Hard landing watch: US employment report
US September non-farm payrolls blew through the consensus expectation but the totality of evidence from the employment report suggests that the labour market continues to cool.
Including upward revisions to the prior two months, 455,000 jobs were added to the payrolls tally in September. However, this follows three weak months when the revisions-adjusted gain averaged 105,000 – see chart 1.
Chart 1
The alternative household survey employment measure – which counts people rather than jobs – grew at half the pace of payrolls in the three months to September – chart 2.
Chart 2
The relative strength of payrolls partly reflects a further rise in multiple job-holding, which is approaching its pre-pandemic peak, i.e. the relative boost may be ending – chart 3.
Chart 3
Stepping back, stronger growth of payrolls than GDP since end-2021 represents a catch-up following a big undershoot of trend during the pandemic – chart 4.
Chart 4
The catch-up appears complete, suggesting that payrolls will resume slower growth than GDP. The slope of the trend line implies a fall in payrolls if GDP growth declines below 1% annualised.

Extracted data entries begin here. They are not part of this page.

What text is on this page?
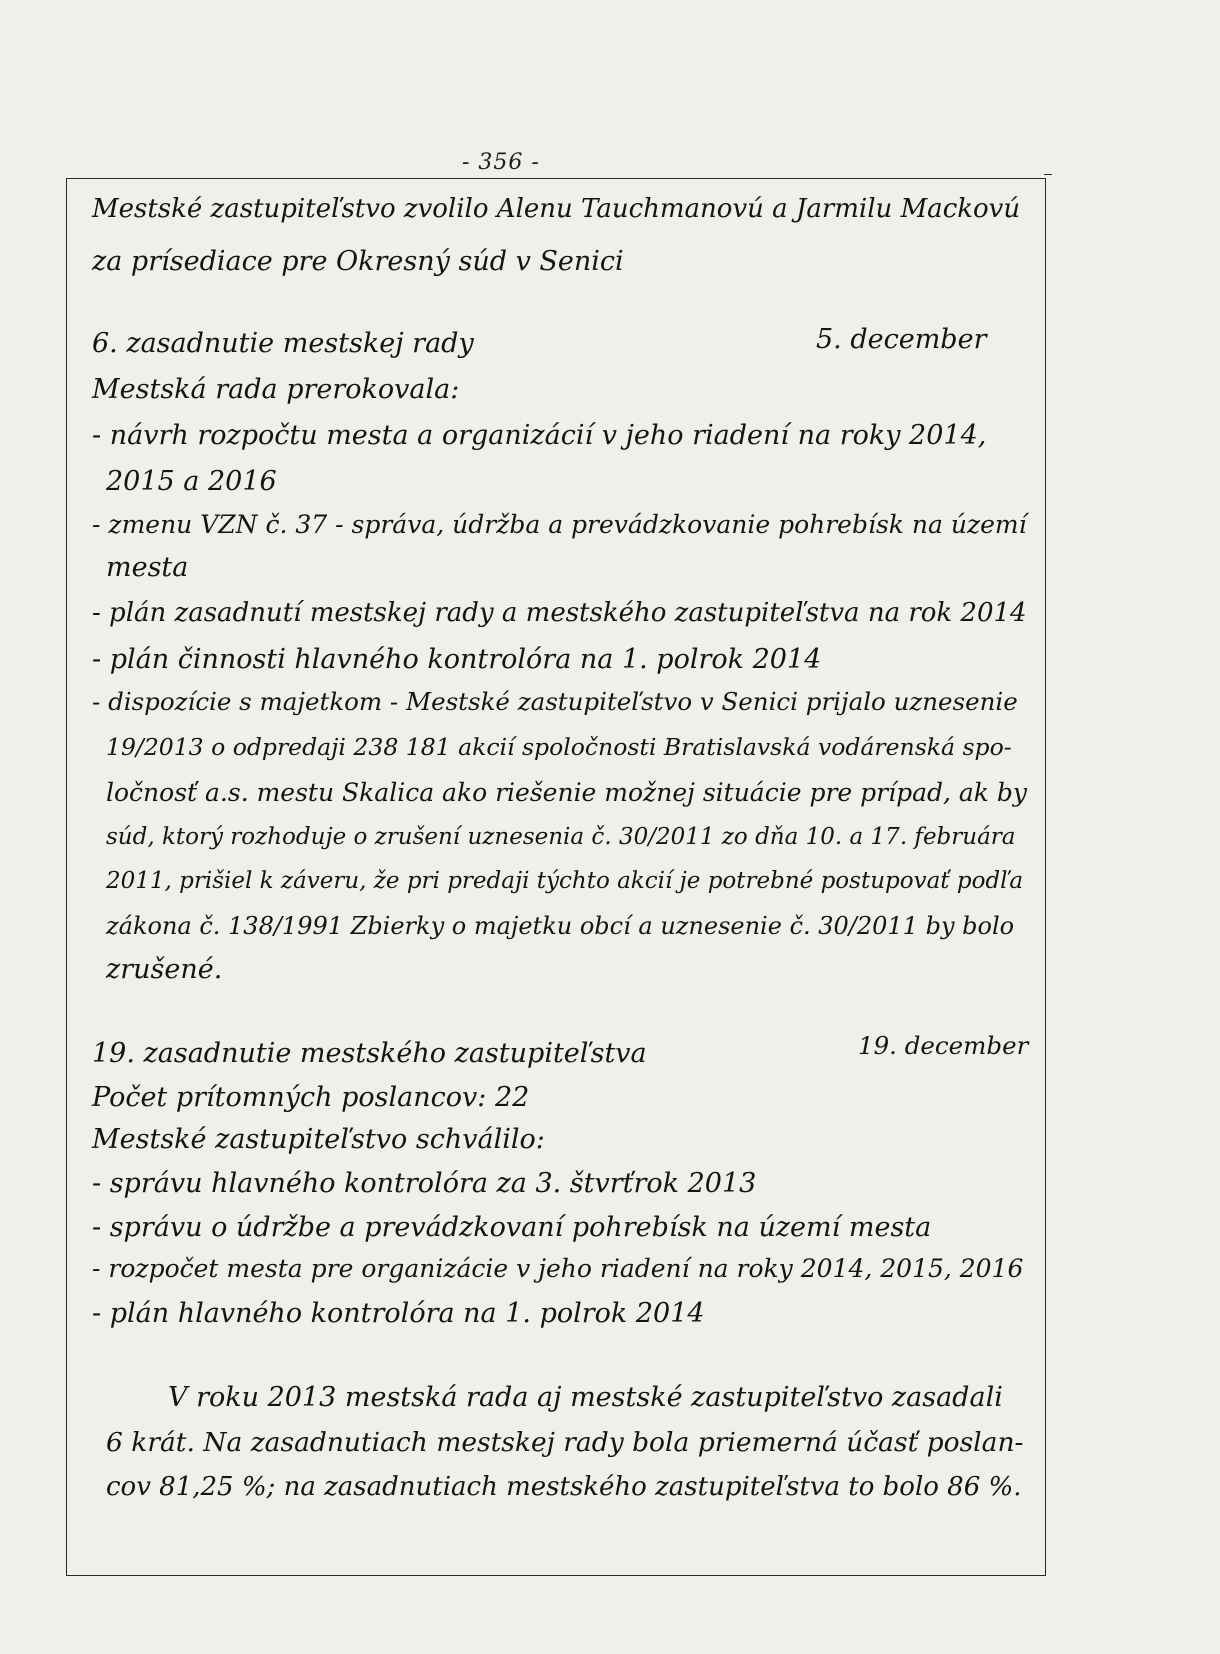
- 356 -
Mestské zastupiteľstvo zvolilo Alenu Tauchmanovú a Jarmilu Mackovú
za prísediace pre Okresný súd v Senici
6. zasadnutie mestskej rady	5. december
Mestská rada prerokovala:
- návrh rozpočtu mesta a organizácií v jeho riadení na roky 2014,
2015 a 2016
- zmenu VZN č. 37 - správa, údržba a prevádzkovanie pohrebísk na území
mesta
- plán zasadnutí mestskej rady a mestského zastupiteľstva na rok 2014
- plán činnosti hlavného kontrolóra na 1. polrok 2014
- dispozície s majetkom - Mestské zastupiteľstvo v Senici prijalo uznesenie
19/2013 o odpredaji 238 181 akcií spoločnosti Bratislavská vodárenská spo-
ločnosť a.s. mestu Skalica ako riešenie možnej situácie pre prípad, ak by
súd, ktorý rozhoduje o zrušení uznesenia č. 30/2011 zo dňa 10. a 17. februára
2011, prišiel k záveru, že pri predaji týchto akcií je potrebné postupovať podľa
zákona č. 138/1991 Zbierky o majetku obcí a uznesenie č. 30/2011 by bolo
zrušené.
19. zasadnutie mestského zastupiteľstva	19. december
Počet prítomných poslancov: 22
Mestské zastupiteľstvo schválilo:
- správu hlavného kontrolóra za 3. štvrťrok 2013
- správu o údržbe a prevádzkovaní pohrebísk na území mesta
- rozpočet mesta pre organizácie v jeho riadení na roky 2014, 2015, 2016
- plán hlavného kontrolóra na 1. polrok 2014
V roku 2013 mestská rada aj mestské zastupiteľstvo zasadali
6 krát. Na zasadnutiach mestskej rady bola priemerná účasť poslan-
cov 81,25 %; na zasadnutiach mestského zastupiteľstva to bolo 86 %.
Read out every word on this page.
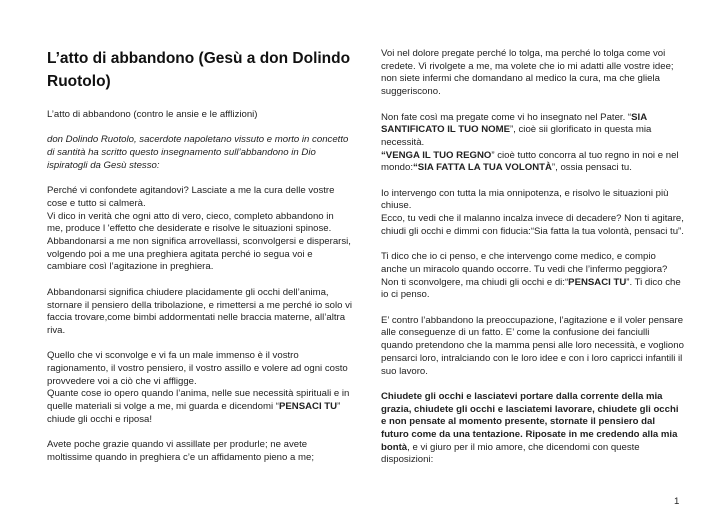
L’atto di abbandono (Gesù a don Dolindo Ruotolo)

L’atto di abbandono (contro le ansie e le afflizioni)

don Dolindo Ruotolo, sacerdote napoletano vissuto e morto in concetto di santità ha scritto questo insegnamento sull’abbandono in Dio ispiratogli da Gesù stesso:

Perché vi confondete agitandovi? Lasciate a me la cura delle vostre cose e tutto si calmerà.

Vi dico in verità che ogni atto di vero, cieco, completo abbandono in me, produce l 'effetto che desiderate e risolve le situazioni spinose. Abbandonarsi a me non significa arrovellassi, sconvolgersi e disperarsi, volgendo poi a me una preghiera agitata perché io segua voi e cambiare così l’agitazione in preghiera.

Abbandonarsi significa chiudere placidamente gli occhi dell’anima, stornare il pensiero della tribolazione, e rimettersi a me perché io solo vi faccia trovare,come bimbi addormentati nelle braccia materne, all’altra riva.

Quello che vi sconvolge e vi fa un male immenso è il vostro ragionamento, il vostro pensiero, il vostro assillo e volere ad ogni costo provvedere voi a ciò che vi affligge.

Quante cose io opero quando l’anima, nelle sue necessità spirituali e in quelle materiali si volge a me, mi guarda e dicendomi “PENSACI TU” chiude gli occhi e riposa!

Avete poche grazie quando vi assillate per produrle; ne avete moltissime quando in preghiera c’e un affidamento pieno a me;

Voi nel dolore pregate perché lo tolga, ma perché lo tolga come voi credete. Vi rivolgete a me, ma volete che io mi adatti alle vostre idee; non siete infermi che domandano al medico la cura, ma che gliela suggeriscono.

Non fate così ma pregate come vi ho insegnato nel Pater. “SIA SANTIFICATO IL TUO NOME”, cioè sii glorificato in questa mia necessità.
“VENGA IL TUO REGNO” cioè tutto concorra al tuo regno in noi e nel mondo:“SIA FATTA LA TUA VOLONTÀ”, ossia pensaci tu.

Io intervengo con tutta la mia onnipotenza, e risolvo le situazioni più chiuse.

Ecco, tu vedi che il malanno incalza invece di decadere? Non ti agitare, chiudi gli occhi e dimmi con fiducia:“Sia fatta la tua volontà, pensaci tu”.

Ti dico che io ci penso, e che intervengo come medico, e compio anche un miracolo quando occorre. Tu vedi che l’infermo peggiora? Non ti sconvolgere, ma chiudi gli occhi e di:“PENSACI TU”. Ti dico che io ci penso.

E’ contro l’abbandono la preoccupazione, l’agitazione e il voler pensare alle conseguenze di un fatto. E’ come la confusione dei fanciulli quando pretendono che la mamma pensi alle loro necessità, e vogliono pensarci loro, intralciando con le loro idee e con i loro capricci infantili il suo lavoro.

Chiudete gli occhi e lasciatevi portare dalla corrente della mia grazia, chiudete gli occhi e lasciatemi lavorare, chiudete gli occhi e non pensate al momento presente, stornate il pensiero dal futuro come da una tentazione. Riposate in me credendo alla mia bontà, e vi giuro per il mio amore, che dicendomi con queste disposizioni:

1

Temporary help jobs have led at prior peaks and troughs in payrolls and continued to decline in September – chart 5.
Chart 5
The unemployment rate, meanwhile, held at its higher August level, with the demographic breakdown showing a sharp jump among prime-age males – chart 6.
Chart 6
Verdict: neutral / negative – headline surprise offset by weaker internals.
Reader Comments (1)
I am puzzled by falling y/y Federal government current tax receipt combined with pretty reasonable y/y all total non farm employee growth.